Schottky barrier engineering via adsorbing gases at the sulfur vacancies in the metal-MoS₂ interface

Sulfur vacancies (S-vacancies) are common in monolayer MoS₂ (mMoS₂). Finding an effective way to control rather than abolish the effect of S-vacancies on contact properties is vital for the application of mMoS₂. Here, we propose the adsorption of gases to passivate the S-vacancies in Pt-mMoS₂ interfaces. Results demonstrate that gases are stably and preferentially adsorbed at S-vacancies. The n-type Schottky barriers of Pt-mMoS₂ interfaces are reduced significantly upon the adsorption electron-donor gases, especially Cl₂. The n-type transport character of the Pt-mMoS₂ interface can be changed to p-type by the adsorption of electron-acceptor gases.

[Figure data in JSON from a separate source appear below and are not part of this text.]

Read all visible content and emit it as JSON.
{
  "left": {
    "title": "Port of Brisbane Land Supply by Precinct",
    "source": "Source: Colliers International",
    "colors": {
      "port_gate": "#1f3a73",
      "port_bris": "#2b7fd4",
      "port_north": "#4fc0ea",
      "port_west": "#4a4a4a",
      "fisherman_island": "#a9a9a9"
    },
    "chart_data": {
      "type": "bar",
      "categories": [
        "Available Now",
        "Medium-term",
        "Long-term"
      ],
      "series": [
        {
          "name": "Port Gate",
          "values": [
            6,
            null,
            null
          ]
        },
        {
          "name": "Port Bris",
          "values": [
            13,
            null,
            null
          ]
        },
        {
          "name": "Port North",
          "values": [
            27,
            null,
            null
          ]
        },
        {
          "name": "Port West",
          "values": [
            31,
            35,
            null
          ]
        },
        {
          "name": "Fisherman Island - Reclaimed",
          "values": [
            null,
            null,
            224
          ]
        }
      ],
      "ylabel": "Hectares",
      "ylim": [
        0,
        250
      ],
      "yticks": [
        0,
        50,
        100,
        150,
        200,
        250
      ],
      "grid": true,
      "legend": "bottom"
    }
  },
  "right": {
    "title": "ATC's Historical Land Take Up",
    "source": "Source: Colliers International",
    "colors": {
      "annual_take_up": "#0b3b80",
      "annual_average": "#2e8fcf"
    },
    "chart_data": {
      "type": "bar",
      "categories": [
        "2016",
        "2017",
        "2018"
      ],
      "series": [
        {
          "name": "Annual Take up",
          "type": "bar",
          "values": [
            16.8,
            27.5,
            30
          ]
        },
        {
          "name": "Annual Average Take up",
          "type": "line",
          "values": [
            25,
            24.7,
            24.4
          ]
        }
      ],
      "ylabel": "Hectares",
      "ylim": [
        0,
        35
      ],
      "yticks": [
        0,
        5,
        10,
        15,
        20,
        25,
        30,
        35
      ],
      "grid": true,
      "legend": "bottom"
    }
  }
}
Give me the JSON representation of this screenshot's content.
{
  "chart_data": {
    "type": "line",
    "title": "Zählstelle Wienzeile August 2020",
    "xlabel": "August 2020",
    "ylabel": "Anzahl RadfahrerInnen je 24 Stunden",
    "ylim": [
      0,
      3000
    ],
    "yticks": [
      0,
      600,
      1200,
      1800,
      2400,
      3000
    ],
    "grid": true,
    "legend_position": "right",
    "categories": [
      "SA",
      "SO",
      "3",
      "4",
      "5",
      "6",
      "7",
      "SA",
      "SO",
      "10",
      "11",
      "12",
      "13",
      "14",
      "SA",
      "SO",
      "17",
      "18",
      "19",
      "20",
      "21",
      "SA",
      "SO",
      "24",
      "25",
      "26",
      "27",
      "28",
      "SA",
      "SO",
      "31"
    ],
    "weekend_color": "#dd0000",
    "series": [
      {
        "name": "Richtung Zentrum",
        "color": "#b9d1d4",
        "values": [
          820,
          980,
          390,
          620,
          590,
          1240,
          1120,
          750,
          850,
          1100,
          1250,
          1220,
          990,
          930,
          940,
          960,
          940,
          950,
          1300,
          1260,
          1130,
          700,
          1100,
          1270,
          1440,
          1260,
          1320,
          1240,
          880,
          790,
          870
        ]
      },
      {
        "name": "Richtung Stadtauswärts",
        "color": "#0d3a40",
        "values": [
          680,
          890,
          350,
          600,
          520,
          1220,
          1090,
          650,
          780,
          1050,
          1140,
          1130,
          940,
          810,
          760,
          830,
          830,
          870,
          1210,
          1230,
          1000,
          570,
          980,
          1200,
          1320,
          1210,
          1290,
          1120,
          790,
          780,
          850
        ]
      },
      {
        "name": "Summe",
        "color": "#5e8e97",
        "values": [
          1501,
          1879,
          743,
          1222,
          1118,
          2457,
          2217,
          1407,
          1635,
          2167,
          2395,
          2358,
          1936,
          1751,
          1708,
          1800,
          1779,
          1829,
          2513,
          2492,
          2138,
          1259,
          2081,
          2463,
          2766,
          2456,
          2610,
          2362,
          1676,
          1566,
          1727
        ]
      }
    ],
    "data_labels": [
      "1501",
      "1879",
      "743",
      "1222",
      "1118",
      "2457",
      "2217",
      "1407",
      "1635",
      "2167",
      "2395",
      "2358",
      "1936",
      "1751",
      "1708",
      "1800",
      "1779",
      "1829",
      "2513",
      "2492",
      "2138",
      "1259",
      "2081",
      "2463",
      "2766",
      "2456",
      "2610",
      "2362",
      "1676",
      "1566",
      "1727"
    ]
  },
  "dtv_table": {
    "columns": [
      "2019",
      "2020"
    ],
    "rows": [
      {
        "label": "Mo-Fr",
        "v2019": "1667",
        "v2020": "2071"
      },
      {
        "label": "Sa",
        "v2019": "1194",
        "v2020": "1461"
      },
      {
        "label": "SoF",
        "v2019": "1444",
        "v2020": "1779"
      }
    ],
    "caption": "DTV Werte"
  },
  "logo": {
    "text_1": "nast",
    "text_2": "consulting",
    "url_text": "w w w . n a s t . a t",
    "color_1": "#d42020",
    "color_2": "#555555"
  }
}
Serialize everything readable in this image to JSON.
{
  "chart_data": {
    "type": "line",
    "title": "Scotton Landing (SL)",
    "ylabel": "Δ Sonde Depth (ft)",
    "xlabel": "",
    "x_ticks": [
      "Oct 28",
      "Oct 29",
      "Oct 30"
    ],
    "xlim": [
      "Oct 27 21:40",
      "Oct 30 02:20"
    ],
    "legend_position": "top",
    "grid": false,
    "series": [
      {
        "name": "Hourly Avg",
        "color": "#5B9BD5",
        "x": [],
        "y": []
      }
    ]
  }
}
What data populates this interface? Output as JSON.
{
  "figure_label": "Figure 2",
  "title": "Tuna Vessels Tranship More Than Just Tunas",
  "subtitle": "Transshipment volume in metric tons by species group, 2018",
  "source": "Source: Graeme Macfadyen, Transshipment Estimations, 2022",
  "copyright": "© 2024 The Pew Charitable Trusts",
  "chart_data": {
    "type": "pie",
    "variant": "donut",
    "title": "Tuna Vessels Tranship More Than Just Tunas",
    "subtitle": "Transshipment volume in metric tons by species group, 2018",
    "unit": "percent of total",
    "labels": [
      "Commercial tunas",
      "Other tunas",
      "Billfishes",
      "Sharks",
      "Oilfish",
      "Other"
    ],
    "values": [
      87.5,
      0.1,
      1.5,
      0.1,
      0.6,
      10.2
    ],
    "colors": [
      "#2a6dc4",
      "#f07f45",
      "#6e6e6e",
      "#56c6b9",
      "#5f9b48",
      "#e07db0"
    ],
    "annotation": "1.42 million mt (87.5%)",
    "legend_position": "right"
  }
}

As the adsorption concentration increases, both n- and p-type Schottky barriers are further reduced, and the lowest n- and p-type Schottky barriers are 0.36 and 0 eV, respectively. Note that the variations in Schottky barriers are independent of the oxidizing ability of gases but relative to the average number of valence electrons per gas atom. Analysis demonstrates that although gases at S-vacancies cannot cause gap states to vanish, and can even enhance Fermi level pinning, they modulate charge redistribution and the potential step at the interface region. Moreover, with increasing adsorption concentration, the valence band maximum of mMoS₂ shows the opposite variation tendency to that of the potential step. Our results suggest that adsorption of gases is an effective way to passivate S-vacancies to modulate the transport properties of Pt-mMoS₂ interfaces.